Wednesday, May 22, 2013
Naturalists from two whale-watching companies based in Boothbay Harbor confirmed the rare sighting Sunday afternoon of an endangered blue whale, the largest mammal on Earth.
A blue whale surfaces off of Boothbay Harbor on Sunday. Naturalists from two whale-watching boasts say they saw the 80-foot whale, the world's largest mammal, about 15 miles south of Boothbay Harbor.
Naturalists on the Pink Lady II, which is operated by Cap'n Fish's Whale Watch, and the Harbor Princess, operated by Boothbay Whale Watch, confirmed the sighting of the blue whale about 15 miles south of Boothbay Harbor.
The whale was believed to be "logging," or what humans would define as sleeping.
Dominique Leclerc, a marine biologist based on the Pink Lady II, took video of the animal as it slept.
Leclerc, who narrates the cruise's whale watches, said the blue whale surfaced every five to eight minutes to breathe before returning to a shallow depth just below the ocean's surface.
In the video, passengers could see the whale's grayish-blue skin in the water as it slept. The whale surfaced once during the video clip.
Leclerc said the whale-watch vessel, which had about 150 people on board, floated near the whale for roughly 45 minutes. She estimated that the whale was about 80 feet long.
"We could see its entire body," said Leclerc, who has a degree in marine sciences and zoology from the University of Maine in Orono. "The passengers were cheering and clapping and having a ball. It was the chance of a lifetime."

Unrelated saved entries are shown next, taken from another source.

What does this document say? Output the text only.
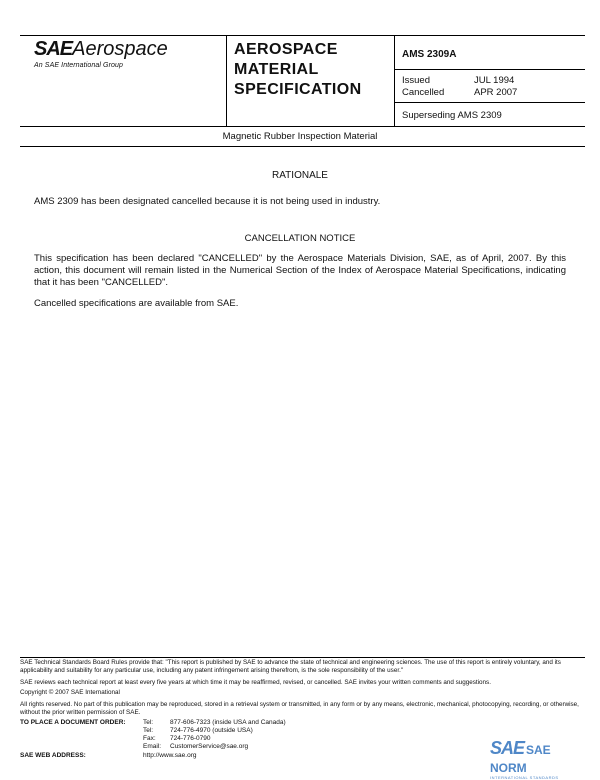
SAEAerospace
An SAE International Group
AEROSPACE
MATERIAL
SPECIFICATION
AMS 2309A
Issued	JUL 1994
Cancelled	APR 2007
Superseding AMS 2309
Magnetic Rubber Inspection Material
RATIONALE
AMS 2309 has been designated cancelled because it is not being used in industry.
CANCELLATION NOTICE
This specification has been declared "CANCELLED" by the Aerospace Materials Division, SAE, as of April, 2007. By this action, this document will remain listed in the Numerical Section of the Index of Aerospace Material Specifications, indicating that it has been "CANCELLED".
Cancelled specifications are available from SAE.
SAE Technical Standards Board Rules provide that: "This report is published by SAE to advance the state of technical and engineering sciences. The use of this report is entirely voluntary, and its applicability and suitability for any particular use, including any patent infringement arising therefrom, is the sole responsibility of the user."
SAE reviews each technical report at least every five years at which time it may be reaffirmed, revised, or cancelled. SAE invites your written comments and suggestions.
Copyright © 2007 SAE International
All rights reserved. No part of this publication may be reproduced, stored in a retrieval system or transmitted, in any form or by any means, electronic, mechanical, photocopying, recording, or otherwise, without the prior written permission of SAE.
TO PLACE A DOCUMENT ORDER:	Tel:	877-606-7323 (inside USA and Canada)
Tel:	724-776-4970 (outside USA)
Fax: 724-776-0790
Email: CustomerService@sae.org
SAE WEB ADDRESS:	http://www.sae.org	SAE SAE NORM
INTERNATIONAL STANDARDS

It's rare to see a blue whale in the Gulf of Maine, she explained. That's because blue whales prefer the deeper waters of the North Atlantic. Only a few hundred blue whales live there, she said.
The species became endangered as a result of whale hunting that depleted the population. The International Whaling Commission banned all hunting of blue whales in 1966.
Blue whales can grow to enormous sizes, sometimes weighing as much as 150 tons. They can live to be 70 years old, Leclerc said.
The whales have tongues that can weigh as much as an elephant. They feed on small, shrimp-like creatures called krill. A female killed in Antarctica holds the record for length, at 106 feet.
Whale-watch boats based in Maine typically spot fin, humpback and sei whales in the Gulf of Maine.
Another whale-watch vessel, the Harbor Princess, also spotted the blue whale.
The crew could not be reached late Sunday, but its naturalist posted a comment Sunday on the company's website that said, "After pushing 25 miles out, we made our turn back north and what did we see ... A 70- to 80-foot blue whale! What an amazing sight!"